•A semana foi novamente marcada por elevada volatilidade nos mercados, refletindo a leitura de que o choque nos preços do petróleo tende a ser mais persistente do que se esperava, motivando uma postura mais cautelosa por parte dos bancos centrais.
•No monitorando da FedWatch, a probabilidade de que a taxa dos Fed Funds fique no atual patamar de 3,50% a.a. a 3,75% a.a. até o final de 2026 ampliou-se de 64,0% em 20/3 para 72,4% em 27/3 (3,9% em 27/2).
•Em suas comunicações recentes, o Banco Central (BC) reforçou a postura de maior parcimônia na condução da política monetária, destacando a interrupção da trajetória de queda nas expectativas inflacionárias e o início de revisões altistas, em função do choque global de petróleo.
•No cenário de referência, em que esse choque é tratado como temporário, consequentemente, os impactos sobre a inflação no horizonte relevante mostraram-se mais modestos. As projeções indicam IPCA de 3,9% em 2026, recuando para 3,3% no 3T27 e aproximando-se da meta no 3T28 (3,1%).
•Diante do aprofundamento das incertezas, os próximos movimentos serão definidos à medida que se tenha uma melhor avaliação a respeito do impacto e extensão do choque que permita, ao longo do tempo, a análise dos efeitos diretos e indiretos sobre o nível de preços e atividade.
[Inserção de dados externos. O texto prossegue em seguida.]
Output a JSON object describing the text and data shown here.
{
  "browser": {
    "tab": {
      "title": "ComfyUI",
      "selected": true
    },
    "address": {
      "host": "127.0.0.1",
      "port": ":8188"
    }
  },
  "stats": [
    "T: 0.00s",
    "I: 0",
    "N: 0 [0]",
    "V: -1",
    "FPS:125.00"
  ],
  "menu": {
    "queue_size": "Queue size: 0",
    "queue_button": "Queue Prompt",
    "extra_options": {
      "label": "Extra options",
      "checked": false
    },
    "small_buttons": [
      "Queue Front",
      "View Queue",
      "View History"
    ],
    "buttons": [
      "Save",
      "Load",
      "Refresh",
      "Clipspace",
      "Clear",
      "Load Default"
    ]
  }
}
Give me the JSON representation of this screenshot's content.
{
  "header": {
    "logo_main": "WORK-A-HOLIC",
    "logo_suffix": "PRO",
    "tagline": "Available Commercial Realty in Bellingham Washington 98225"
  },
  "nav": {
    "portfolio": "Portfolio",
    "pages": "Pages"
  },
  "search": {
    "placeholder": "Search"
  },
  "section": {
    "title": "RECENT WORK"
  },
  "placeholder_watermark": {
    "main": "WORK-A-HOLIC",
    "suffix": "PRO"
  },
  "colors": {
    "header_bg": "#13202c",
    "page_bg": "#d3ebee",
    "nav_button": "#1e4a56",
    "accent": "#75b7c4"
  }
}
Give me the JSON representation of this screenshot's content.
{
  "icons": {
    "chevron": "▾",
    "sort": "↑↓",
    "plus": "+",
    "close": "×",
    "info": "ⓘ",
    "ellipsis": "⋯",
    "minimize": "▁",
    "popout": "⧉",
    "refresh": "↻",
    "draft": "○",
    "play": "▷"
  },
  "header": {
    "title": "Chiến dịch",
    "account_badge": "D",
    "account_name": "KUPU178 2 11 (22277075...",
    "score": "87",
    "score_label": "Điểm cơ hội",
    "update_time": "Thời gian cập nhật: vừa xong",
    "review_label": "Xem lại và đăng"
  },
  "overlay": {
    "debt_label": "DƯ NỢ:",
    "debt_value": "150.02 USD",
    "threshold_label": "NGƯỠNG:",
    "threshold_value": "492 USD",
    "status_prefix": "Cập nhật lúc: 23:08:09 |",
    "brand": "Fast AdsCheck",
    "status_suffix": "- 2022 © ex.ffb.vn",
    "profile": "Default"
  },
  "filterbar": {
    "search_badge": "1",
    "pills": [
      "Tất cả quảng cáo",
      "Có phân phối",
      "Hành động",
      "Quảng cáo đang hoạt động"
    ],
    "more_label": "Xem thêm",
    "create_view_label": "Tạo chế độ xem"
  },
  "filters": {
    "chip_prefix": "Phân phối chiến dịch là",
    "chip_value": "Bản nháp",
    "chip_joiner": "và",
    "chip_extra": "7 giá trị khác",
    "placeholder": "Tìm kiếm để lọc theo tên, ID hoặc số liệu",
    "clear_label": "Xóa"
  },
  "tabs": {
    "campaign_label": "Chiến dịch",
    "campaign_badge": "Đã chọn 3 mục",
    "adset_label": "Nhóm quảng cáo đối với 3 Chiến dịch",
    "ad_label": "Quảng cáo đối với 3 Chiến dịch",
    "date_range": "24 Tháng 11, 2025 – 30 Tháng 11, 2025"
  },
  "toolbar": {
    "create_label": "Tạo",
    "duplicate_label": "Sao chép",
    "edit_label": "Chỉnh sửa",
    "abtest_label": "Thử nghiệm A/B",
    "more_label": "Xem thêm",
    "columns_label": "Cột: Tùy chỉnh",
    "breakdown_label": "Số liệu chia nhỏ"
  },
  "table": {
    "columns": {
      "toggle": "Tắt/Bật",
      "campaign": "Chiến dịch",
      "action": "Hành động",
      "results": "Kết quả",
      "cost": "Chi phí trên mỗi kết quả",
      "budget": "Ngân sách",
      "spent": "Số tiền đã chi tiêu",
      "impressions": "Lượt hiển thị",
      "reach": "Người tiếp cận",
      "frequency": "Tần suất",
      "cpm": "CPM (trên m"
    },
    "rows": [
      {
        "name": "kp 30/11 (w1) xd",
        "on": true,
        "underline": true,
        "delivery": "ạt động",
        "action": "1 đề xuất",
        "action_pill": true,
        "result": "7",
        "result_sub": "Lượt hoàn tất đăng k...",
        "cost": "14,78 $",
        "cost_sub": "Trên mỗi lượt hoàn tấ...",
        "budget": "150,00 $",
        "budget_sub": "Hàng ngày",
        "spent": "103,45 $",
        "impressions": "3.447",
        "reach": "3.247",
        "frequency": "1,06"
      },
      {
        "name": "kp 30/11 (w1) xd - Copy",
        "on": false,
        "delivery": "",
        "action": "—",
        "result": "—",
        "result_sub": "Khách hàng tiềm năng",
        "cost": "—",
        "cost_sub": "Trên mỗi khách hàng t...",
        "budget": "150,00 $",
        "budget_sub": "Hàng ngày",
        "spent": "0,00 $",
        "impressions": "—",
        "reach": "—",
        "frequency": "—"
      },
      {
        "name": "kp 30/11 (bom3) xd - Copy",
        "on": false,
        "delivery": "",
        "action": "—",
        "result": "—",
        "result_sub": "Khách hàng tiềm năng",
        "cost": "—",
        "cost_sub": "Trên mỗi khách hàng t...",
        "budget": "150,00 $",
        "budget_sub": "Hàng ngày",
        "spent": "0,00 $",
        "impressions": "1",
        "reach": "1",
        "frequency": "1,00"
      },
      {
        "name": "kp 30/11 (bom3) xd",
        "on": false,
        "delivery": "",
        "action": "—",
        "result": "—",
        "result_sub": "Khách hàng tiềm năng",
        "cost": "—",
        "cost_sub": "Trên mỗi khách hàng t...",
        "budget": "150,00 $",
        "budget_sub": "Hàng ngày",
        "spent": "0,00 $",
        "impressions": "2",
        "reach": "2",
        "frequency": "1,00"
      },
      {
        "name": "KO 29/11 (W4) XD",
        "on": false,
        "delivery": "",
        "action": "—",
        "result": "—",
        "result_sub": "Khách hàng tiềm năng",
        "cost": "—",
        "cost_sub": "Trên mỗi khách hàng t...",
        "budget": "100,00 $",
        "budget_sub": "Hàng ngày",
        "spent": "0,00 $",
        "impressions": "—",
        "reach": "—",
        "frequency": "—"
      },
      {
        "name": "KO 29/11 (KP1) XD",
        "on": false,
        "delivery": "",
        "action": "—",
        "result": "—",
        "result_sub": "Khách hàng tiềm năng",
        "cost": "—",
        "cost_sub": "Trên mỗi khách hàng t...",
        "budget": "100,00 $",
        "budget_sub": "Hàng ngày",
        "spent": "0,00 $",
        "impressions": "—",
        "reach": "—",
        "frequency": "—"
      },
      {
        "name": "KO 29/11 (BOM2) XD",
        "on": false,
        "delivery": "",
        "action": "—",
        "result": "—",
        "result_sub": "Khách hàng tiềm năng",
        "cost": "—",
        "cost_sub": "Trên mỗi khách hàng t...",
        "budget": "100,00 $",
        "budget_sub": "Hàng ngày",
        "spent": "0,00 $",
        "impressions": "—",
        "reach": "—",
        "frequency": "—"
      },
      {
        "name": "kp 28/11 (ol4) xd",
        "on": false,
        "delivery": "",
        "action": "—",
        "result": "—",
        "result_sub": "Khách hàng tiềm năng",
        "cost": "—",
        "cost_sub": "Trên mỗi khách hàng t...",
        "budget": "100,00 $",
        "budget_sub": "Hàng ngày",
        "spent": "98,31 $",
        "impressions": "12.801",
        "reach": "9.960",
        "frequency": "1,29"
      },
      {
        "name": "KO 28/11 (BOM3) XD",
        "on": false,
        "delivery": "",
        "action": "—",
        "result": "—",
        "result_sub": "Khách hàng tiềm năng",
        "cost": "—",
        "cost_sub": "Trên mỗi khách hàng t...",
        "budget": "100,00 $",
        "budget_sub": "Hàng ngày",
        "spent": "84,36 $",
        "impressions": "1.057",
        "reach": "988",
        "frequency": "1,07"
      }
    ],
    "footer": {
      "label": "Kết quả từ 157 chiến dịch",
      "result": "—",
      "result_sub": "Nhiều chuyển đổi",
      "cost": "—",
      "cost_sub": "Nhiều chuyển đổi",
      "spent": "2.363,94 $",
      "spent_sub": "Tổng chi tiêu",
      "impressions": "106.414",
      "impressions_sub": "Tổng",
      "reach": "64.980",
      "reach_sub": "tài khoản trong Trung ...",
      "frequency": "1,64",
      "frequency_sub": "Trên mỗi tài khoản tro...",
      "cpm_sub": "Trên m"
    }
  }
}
•No Boletim Focus, a escalada dos preços de energia já se reflete nas projeções. A estimativa para o IPCA de 2026 saltou expressamente de 4,17% em 20/3 para 4,31% em 27/3 (3,91% há 4 semanas), com a inflação suavizada para 12 meses (12m) à frente elevando-se de 4,07% para 4,10% (3,92% há 4 semanas). Em paralelo, houve um reprecificação da trajetória da Selic, com expectativa de corte mais moderado, de -0,25 p.p. na reunião de abril. No mercado de opções digitais da B3, a probabilidade desse movimento aumentou de 35,0% para 40,0% no período.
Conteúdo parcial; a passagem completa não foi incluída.